Last summer, two men sat at the counter of a plebian diner somewhere between the sounds of cooking in front of them and the clinking of forks on ceramic plates behind them. Daniel frequently stopped at the diner after work. The cold air calmed his body after a long day landscaping in the sun. Eugene only stopped at the diner before his last night shift of the week at the factory. Both middle-aged men sat at the counter hunched over their own business. Daniel thumbed through his phone and Eugene flipped through a marked up sample ballot wrinkled from being frequently taken in and out of a pocket. The woman working behind the counter brought Daniel a plate with two eggs, two slices of bacon, two sausage links, and hashed browns covered with cheese. Eugene’s eyes dwelled on Daniel’s plate.
“I want good health,” said Daniel out the side of his mouth as he chewed sausage. Eugene snorted when he suppressed a laugh. “Is something funny?” asked Daniel.
“You might want to get your cholesterol checked,” said Eugene.
“I don’t go to doctors,” said Daniel as he cut through the hashed browns and stuck a piece in his mouth. “If I go, they’ll find something wrong with me.” Eugene turned his head, squeezed his eyes shut, and wrinkled his forehead.

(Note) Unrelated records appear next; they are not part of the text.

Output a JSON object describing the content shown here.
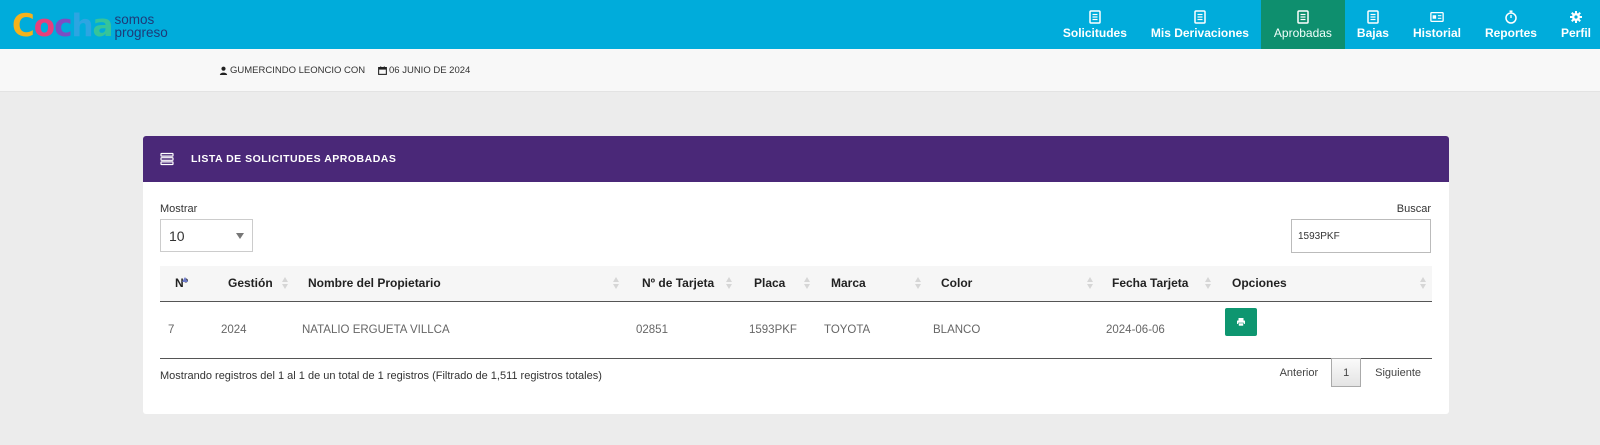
{
  "brand": {
    "logo_letters": [
      "C",
      "o",
      "c",
      "h",
      "a"
    ],
    "tagline_line1": "somos",
    "tagline_line2": "progreso"
  },
  "nav": {
    "items": [
      {
        "label": "Solicitudes",
        "icon": "document-icon"
      },
      {
        "label": "Mis Derivaciones",
        "icon": "document-icon"
      },
      {
        "label": "Aprobadas",
        "icon": "document-icon",
        "active": true
      },
      {
        "label": "Bajas",
        "icon": "document-icon"
      },
      {
        "label": "Historial",
        "icon": "id-card-icon"
      },
      {
        "label": "Reportes",
        "icon": "stopwatch-icon"
      },
      {
        "label": "Perfil",
        "icon": "gear-icon"
      }
    ]
  },
  "subbar": {
    "user": "GUMERCINDO LEONCIO CON",
    "date": "06 JUNIO DE 2024"
  },
  "card": {
    "title": "LISTA DE SOLICITUDES APROBADAS",
    "show_label": "Mostrar",
    "show_value": "10",
    "search_label": "Buscar",
    "search_value": "1593PKF"
  },
  "table": {
    "columns": [
      "Nº",
      "Gestión",
      "Nombre del Propietario",
      "Nº de Tarjeta",
      "Placa",
      "Marca",
      "Color",
      "Fecha Tarjeta",
      "Opciones"
    ],
    "rows": [
      {
        "n": "7",
        "gestion": "2024",
        "propietario": "NATALIO ERGUETA VILLCA",
        "tarjeta": "02851",
        "placa": "1593PKF",
        "marca": "TOYOTA",
        "color": "BLANCO",
        "fecha": "2024-06-06"
      }
    ]
  },
  "footer": {
    "info": "Mostrando registros del 1 al 1 de un total de 1 registros (Filtrado de 1,511 registros totales)",
    "prev": "Anterior",
    "page": "1",
    "next": "Siguiente"
  },
  "colors": {
    "topbar": "#00acdb",
    "active_nav": "#0e8f6e",
    "card_header": "#4a2878",
    "print_button": "#0e9670"
  }
}
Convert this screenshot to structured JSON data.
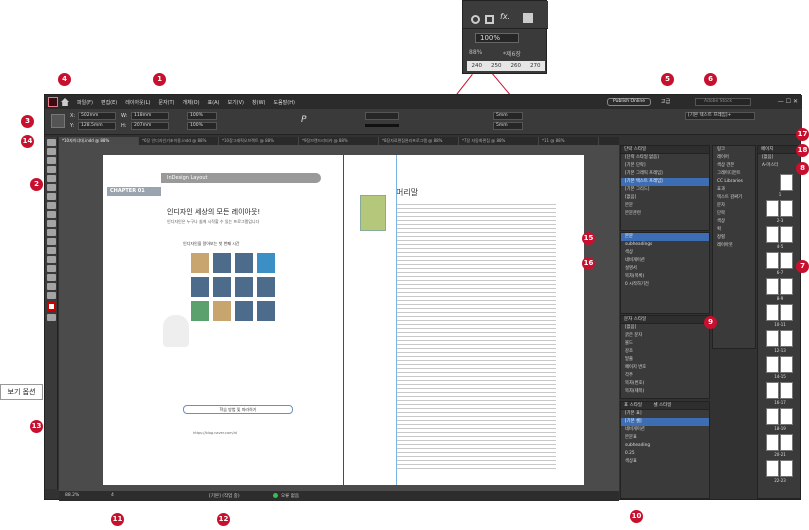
{
  "menu": {
    "items": [
      "파일(F)",
      "편집(E)",
      "레이아웃(L)",
      "문자(T)",
      "개체(O)",
      "표(A)",
      "보기(V)",
      "창(W)",
      "도움말(H)"
    ],
    "publish": "Publish Online",
    "workspace": "고급",
    "search_placeholder": "Adobe Stock"
  },
  "control": {
    "x": "502mm",
    "y": "128.5mm",
    "w": "118mm",
    "h": "207mm",
    "zoom": "100%",
    "style_label": "[기본 텍스트 프레임]+",
    "stroke_size": "5mm",
    "percent": "100%"
  },
  "zoom_inset": {
    "zoom": "100%",
    "pct": "88%",
    "tab_fragment": "*제6장",
    "ruler": [
      "240",
      "250",
      "260",
      "270"
    ]
  },
  "tabs": [
    "*10자이너대.indd @ 88%",
    "*6장 인디자인기초이용.indd @ 88%",
    "*10장그래픽오브젝트 @ 88%",
    "*9장브랜드리티카 @ 88%",
    "*8장자료편집완리프로그램 @ 88%",
    "*7장 자동화편집 @ 88%",
    "*11 @ 88%"
  ],
  "document": {
    "chapter": "CHAPTER 01",
    "header_box": "InDesign Layout",
    "title": "인디자인 세상의 모든 레이아웃!",
    "subtitle": "인디자인은 누구나 쉽게 시작할 수 있는 프로그램입니다",
    "section_label": "인디자인을 알아보는 첫 번째 시간",
    "right_heading": "머리말",
    "footer_box": "학습 방법 및 따라하기",
    "link_text": "https://blog.naver.com/id"
  },
  "status": {
    "zoom": "88.2%",
    "page": "4",
    "style": "[기본] (작업 중)",
    "errors": "오류 없음"
  },
  "panels": {
    "para": {
      "title": "단락 스타일",
      "items": [
        "[단락 스타일 없음]",
        "[기본 단락]",
        "[기본 그래픽 프레임]",
        "[기본 텍스트 프레임]",
        "[기본 그리드]",
        "[없음]",
        "본문",
        "본문관련"
      ]
    },
    "pages_list": {
      "items": [
        "본문",
        "subheadings",
        "색상",
        "네비게이션",
        "설명서",
        "목차(목록)",
        "0 시작하기전"
      ]
    },
    "char": {
      "title": "문자 스타일",
      "items": [
        "[없음]",
        "굵은 문자",
        "볼드",
        "강조",
        "밑줄",
        "페이지 번호",
        "각주",
        "목차(번호)",
        "목차(제목)"
      ]
    },
    "obj": {
      "tabs": [
        "표 스타일",
        "셀 스타일"
      ],
      "items": [
        "[기본 표]",
        "[기본 셀]",
        "네비게이션",
        "본문표",
        "subheading",
        "0.25",
        "색상표"
      ]
    },
    "dock": {
      "items": [
        "링크",
        "레이어",
        "색상 견본",
        "그레이디언트",
        "CC Libraries",
        "효과",
        "텍스트 감싸기",
        "문자",
        "단락",
        "색상",
        "획",
        "정렬",
        "레이아웃"
      ]
    },
    "pages": {
      "title": "페이지",
      "master": "[없음]",
      "master2": "A-마스터",
      "labels": [
        "1",
        "2-3",
        "4-5",
        "6-7",
        "8-9",
        "10-11",
        "12-13",
        "14-15",
        "16-17",
        "18-19",
        "20-21",
        "22-23"
      ]
    }
  },
  "callouts": {
    "n1": "1",
    "n2": "2",
    "n3": "3",
    "n4": "4",
    "n5": "5",
    "n6": "6",
    "n7": "7",
    "n8": "8",
    "n9": "9",
    "n10": "10",
    "n11": "11",
    "n12": "12",
    "n13": "13",
    "n14": "14",
    "n15": "15",
    "n16": "16",
    "n17": "17",
    "n18": "18"
  },
  "view_options_label": "보기 옵션",
  "colors": {
    "callout": "#c8102e",
    "ui_dark": "#323232",
    "selection": "#3d6db3"
  }
}
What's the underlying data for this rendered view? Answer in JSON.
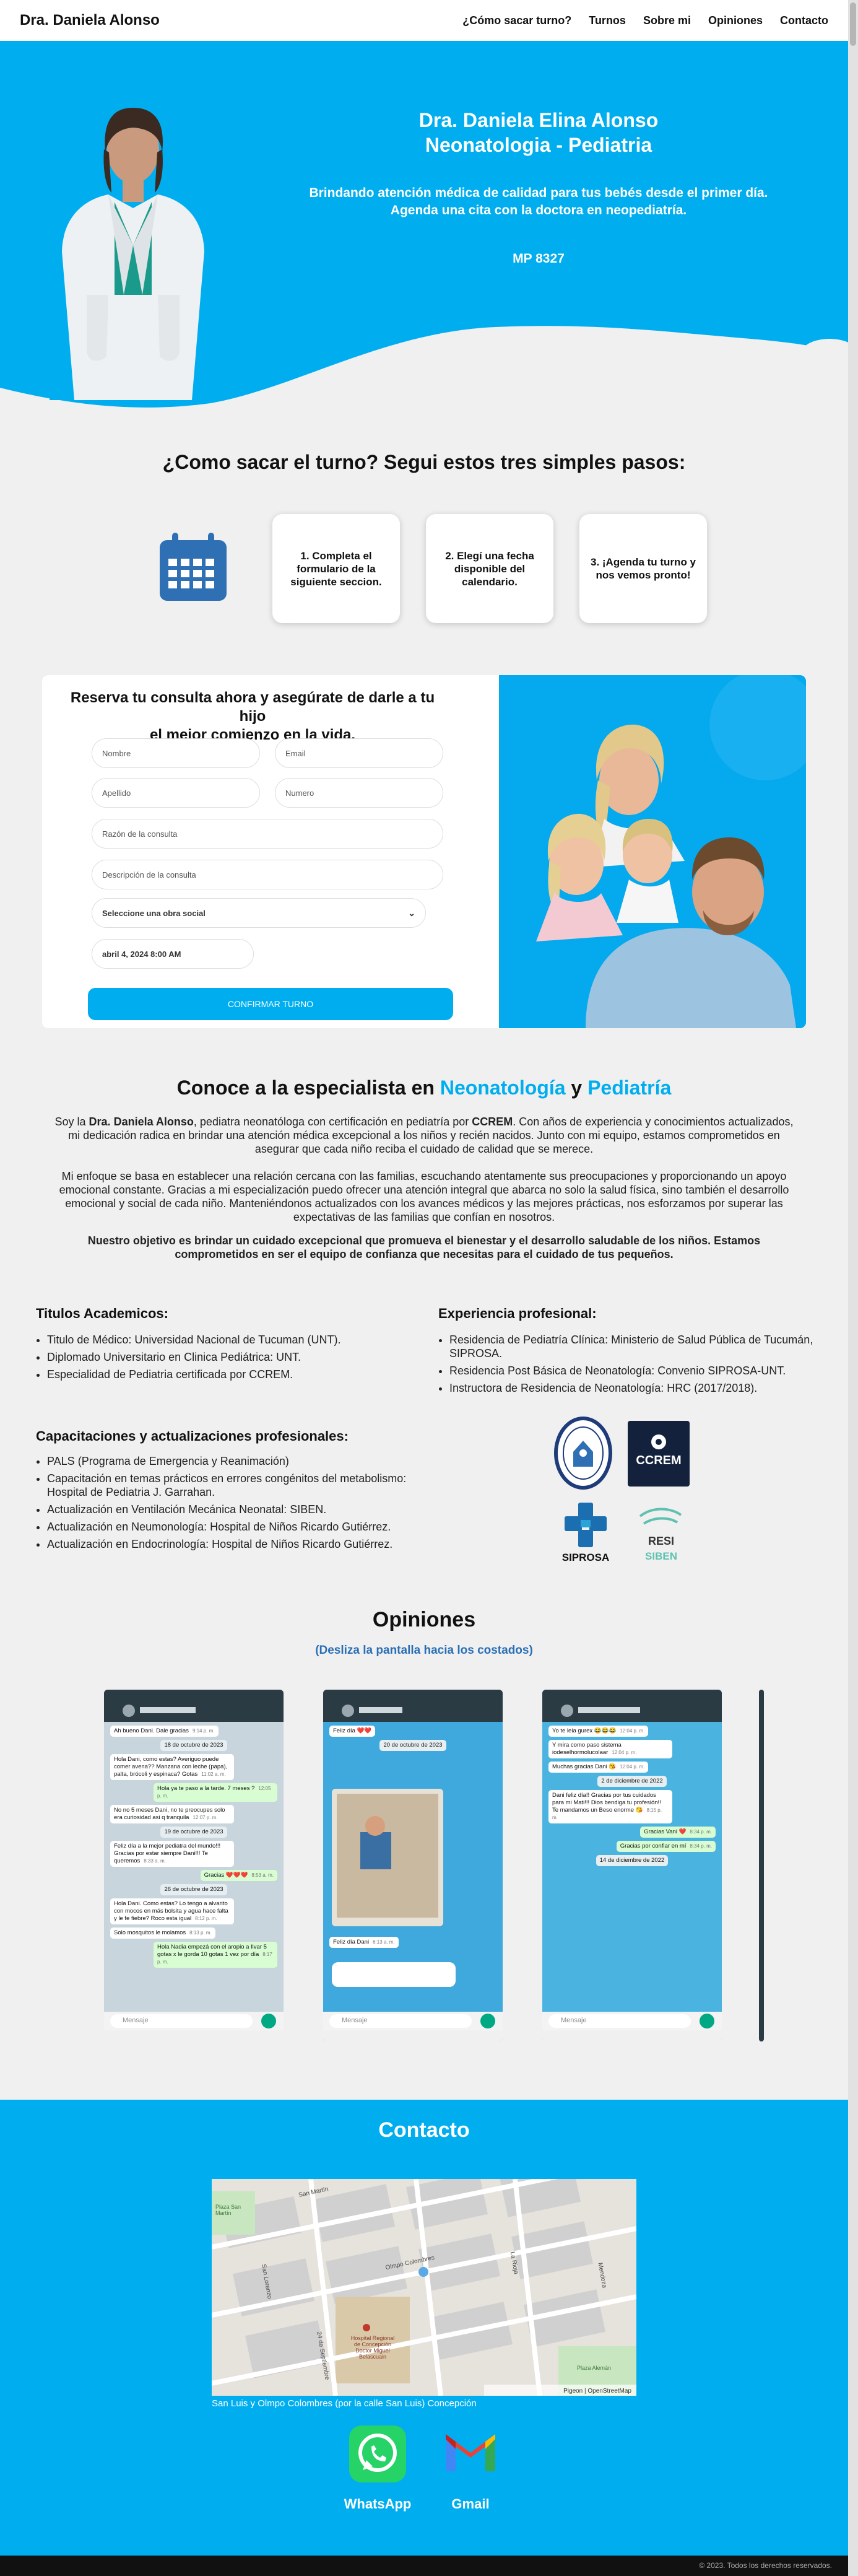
{
  "navbar": {
    "brand": "Dra. Daniela Alonso",
    "links": [
      "¿Cómo sacar turno?",
      "Turnos",
      "Sobre mi",
      "Opiniones",
      "Contacto"
    ]
  },
  "hero": {
    "title_line1": "Dra. Daniela Elina Alonso",
    "title_line2": "Neonatologia - Pediatria",
    "sub_line1": "Brindando atención médica de calidad para tus bebés desde el primer día.",
    "sub_line2": "Agenda una cita con la doctora en neopediatría.",
    "mp": "MP 8327"
  },
  "steps": {
    "title": "¿Como sacar el turno? Segui estos tres simples pasos:",
    "cards": [
      "1. Completa el formulario de la siguiente seccion.",
      "2. Elegí una fecha disponible del calendario.",
      "3. ¡Agenda tu turno y nos vemos pronto!"
    ]
  },
  "booking": {
    "title_line1": "Reserva tu consulta ahora y asegúrate de darle a tu hijo",
    "title_line2": "el mejor comienzo en la vida.",
    "placeholders": {
      "nombre": "Nombre",
      "email": "Email",
      "apellido": "Apellido",
      "numero": "Numero",
      "razon": "Razón de la consulta",
      "descripcion": "Descripción de la consulta"
    },
    "obra_social": "Seleccione una obra social",
    "date": "abril 4, 2024 8:00 AM",
    "confirm": "CONFIRMAR TURNO"
  },
  "about": {
    "title_pre": "Conoce a la especialista en ",
    "title_hl1": "Neonatología",
    "title_mid": " y ",
    "title_hl2": "Pediatría",
    "p1_a": "Soy la ",
    "p1_name": "Dra. Daniela Alonso",
    "p1_b": ", pediatra neonatóloga con certificación en pediatría por ",
    "p1_org": "CCREM",
    "p1_c": ". Con años de experiencia y conocimientos actualizados, mi dedicación radica en brindar una atención médica excepcional a los niños y recién nacidos. Junto con mi equipo, estamos comprometidos en asegurar que cada niño reciba el cuidado de calidad que se merece.",
    "p2": "Mi enfoque se basa en establecer una relación cercana con las familias, escuchando atentamente sus preocupaciones y proporcionando un apoyo emocional constante. Gracias a mi especialización puedo ofrecer una atención integral que abarca no solo la salud física, sino también el desarrollo emocional y social de cada niño. Manteniéndonos actualizados con los avances médicos y las mejores prácticas, nos esforzamos por superar las expectativas de las familias que confían en nosotros.",
    "p3": "Nuestro objetivo es brindar un cuidado excepcional que promueva el bienestar y el desarrollo saludable de los niños. Estamos comprometidos en ser el equipo de confianza que necesitas para el cuidado de tus pequeños."
  },
  "academic": {
    "title": "Titulos Academicos:",
    "items": [
      "Titulo de Médico: Universidad Nacional de Tucuman (UNT).",
      "Diplomado Universitario en Clinica Pediátrica: UNT.",
      "Especialidad de Pediatria certificada por CCREM."
    ]
  },
  "experience": {
    "title": "Experiencia profesional:",
    "items": [
      "Residencia de Pediatría Clínica: Ministerio de Salud Pública de Tucumán, SIPROSA.",
      "Residencia Post Básica de Neonatología: Convenio SIPROSA-UNT.",
      "Instructora de Residencia de Neonatología: HRC (2017/2018)."
    ]
  },
  "training": {
    "title": "Capacitaciones y actualizaciones profesionales:",
    "items": [
      "PALS (Programa de Emergencia y Reanimación)",
      "Capacitación en temas prácticos en errores congénitos del metabolismo: Hospital de Pediatria J. Garrahan.",
      "Actualización en Ventilación Mecánica Neonatal: SIBEN.",
      "Actualización en Neumonología: Hospital de Niños Ricardo Gutiérrez.",
      "Actualización en Endocrinología: Hospital de Niños Ricardo Gutiérrez."
    ]
  },
  "logos": {
    "ccrem": "CCREM",
    "siprosa": "SIPROSA",
    "resi": "RESI",
    "siben": "SIBEN"
  },
  "opinions": {
    "title": "Opiniones",
    "subtitle": "(Desliza la pantalla hacia los costados)",
    "input_placeholder": "Mensaje",
    "phone1": [
      {
        "text": "Ah bueno Dani. Dale gracias",
        "time": "9:14 p. m.",
        "out": false
      },
      {
        "text": "18 de octubre de 2023",
        "date": true
      },
      {
        "text": "Hola Dani, como estas? Averiguo puede comer avena?? Manzana con leche (papa), palta, brócoli y espinaca? Gotas",
        "time": "11:02 a. m.",
        "out": false
      },
      {
        "text": "Hola ya te paso a la tarde. 7 meses ?",
        "time": "12:05 p. m.",
        "out": true
      },
      {
        "text": "No no 5 meses Dani, no te preocupes solo era curiosidad asi q tranquila",
        "time": "12:07 p. m.",
        "out": false
      },
      {
        "text": "19 de octubre de 2023",
        "date": true
      },
      {
        "text": "Feliz día a la mejor pediatra del mundo!!! Gracias por estar siempre Dani!!! Te queremos",
        "time": "8:33 a. m.",
        "out": false
      },
      {
        "text": "Gracias ❤️❤️❤️",
        "time": "8:53 a. m.",
        "out": true
      },
      {
        "text": "26 de octubre de 2023",
        "date": true
      },
      {
        "text": "Hola Dani. Como estas? Lo tengo a alvarito con mocos en más bolsita y agua hace falta y le fe fiebre? Roco esta igual",
        "time": "8:12 p. m.",
        "out": false
      },
      {
        "text": "Solo mosquitos le molamos",
        "time": "8:13 p. m.",
        "out": false
      },
      {
        "text": "Hola Nadia empezá con el aropio a Ilvar 5 gotas x le gorda 10 gotas 1 vez por día",
        "time": "8:17 p. m.",
        "out": true
      }
    ],
    "phone2": [
      {
        "text": "Feliz día ❤️❤️",
        "time": "",
        "out": false
      },
      {
        "text": "20 de octubre de 2023",
        "date": true
      },
      {
        "text": "Feliz día Dani",
        "time": "6:13 a. m.",
        "out": false
      }
    ],
    "phone3": [
      {
        "text": "Yo te leia gurex 😂😂😂",
        "time": "12:04 p. m.",
        "out": false
      },
      {
        "text": "Y mira como paso sistema iodeselhormolucolaar",
        "time": "12:04 p. m.",
        "out": false
      },
      {
        "text": "Muchas gracias Dani 😘",
        "time": "12:04 p. m.",
        "out": false
      },
      {
        "text": "2 de diciembre de 2022",
        "date": true
      },
      {
        "text": "Dani feliz día!! Gracias por tus cuidados para mi Mati!!! Dios bendiga tu profesión!! Te mandamos un Beso enorme 😘",
        "time": "8:15 p. m.",
        "out": false
      },
      {
        "text": "Gracias Vani ❤️",
        "time": "8:34 p. m.",
        "out": true
      },
      {
        "text": "Gracias por confiar en mí",
        "time": "8:34 p. m.",
        "out": true
      },
      {
        "text": "14 de diciembre de 2022",
        "date": true
      }
    ]
  },
  "contact": {
    "title": "Contacto",
    "address": "San Luis y Olmpo Colombres (por la calle San Luis) Concepción",
    "whatsapp": "WhatsApp",
    "gmail": "Gmail",
    "map_labels": {
      "street1": "San Martín",
      "street2": "Olmpo Colombres",
      "street3": "San Lorenzo",
      "street4": "La Rioja",
      "street5": "Mendoza",
      "street6": "24 de Septiembre",
      "place1": "Plaza San Martín",
      "place2": "Plaza Alemán",
      "place3": "Hospital Regional de Concepción Doctor Miguel Belascuain",
      "attribution": "Pigeon | OpenStreetMap"
    }
  },
  "footer": {
    "text": "© 2023. Todos los derechos reservados."
  },
  "colors": {
    "accent": "#00aef0",
    "nav_text": "#111111",
    "link_blue": "#2a6fb6"
  }
}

The woman behind the counter surveyed her area of responsibility. She tossed a towel she was holding in her hand into a tub that released the smell of bleach into the air. She picked up a remote, aimed it at a television, and turned it on. A politician appeared on the screen speaking angrily and pointing his index finger at a map of Europe that was superimposed on his right. The woman behind the counter listened to the rant for a minute and then flipped through the channels until she found a baseball game. She tossed the remote next to a cash register and looked around.
“We should be polite to our neighbors,” said Eugene aloud to no one in particular.
“We want foreign allies,” said Daniel.
“That’s right,” said Eugene turning to Daniel.
“…so we can’t be polite,” Daniel finished saying. The expression on Eugene’s face conveyed confusion and regret.
“Sorry?” asked Eugene.
“We need to tell them how it is and what we want, or else they won’t work with us,” said Daniel. He finished chewing his bacon and looked at Eugene. “Do you want a world free from terror?”
“Of course,” replied Eugene.
“Then we need to kill all the terrorists,” said Daniel.
“Well; yes – obviously, killing all of them would do it; but…”
“If you’re going to kill all of the terrorists then you must be able to identify all of them,” interrupted Daniel.
“How do you propose that we identify all of the terrorists?” asked Eugene.
“We have to sort out the terrorists from the non-terrorists,” replied Daniel. “Are you a terrorist?”
“No,” replied Eugene.
“See? Like that,” said Daniel. He wiped his mouth with a paper napkin, placed his knife and fork parallel on his plate pointing to three o’clock, and called the woman behind the counter. She pulled a bill out of her apron and placed it in front of him along with a red and white mint. He looked at the bill without picking it up. “Food costs more and more every day.”
“The economy will get better,” said Eugene.
“Or worse,” said the woman behind the counter.
“Or both,” said Daniel.
“The economy will certainly not get better, honey,” said the woman behind the counter. “It will get worse.”
“Or both,” repeated Daniel as he placed his money on the bill on the counter. “Have a good one,” he groaned as he spun on his stool, stood up, and walked out.
Eugene watched the woman behind the counter. She pinched and scratched at her crotch. Her eyes met Eugene’s when she looked up to see if anyone noticed. She smiled apologetically and said, “Sorry, hon: I have a rash and the itch is just torture. It just comes on all of a sudden. I’m scratchin’ before I know what I’m doing.”
“Do you think anyone is going to vote for that guy?” asked Eugene.
“Who knows?” replied the woman behind the counter.
“Would you vote for him?” asked Eugene.
“That’s a very personal question, don’t you think?” asked the woman behind the counter with raised eyebrows.
“Sorry,” said Eugene.
“You want some coffee?” asked the woman behind the counter as she scratched her crotch.
“No, thanks: just the check,” said Eugene. The woman behind the counter pulled a bill out of her apron, glanced at it, and placed it in front of Eugene. He reached into his pocket and pulled out the sample ballot. He stared at the page and the candidates he circled until someone new sat next to him and startled him. He shoved the ballot back into his pocket and felt the other pockets for his wallet. The woman behind the counter watched as Eugene left his payment on the counter, got up, and walked out the door. She continued to watch him through the window as he stood in front of the store. He reached into his pocket and pulled out the crumpled sample ballot. He looked down at it, clenched his fists around the edges, bit down on the top of the pages, and whipped his head sideways to tear off the pieces.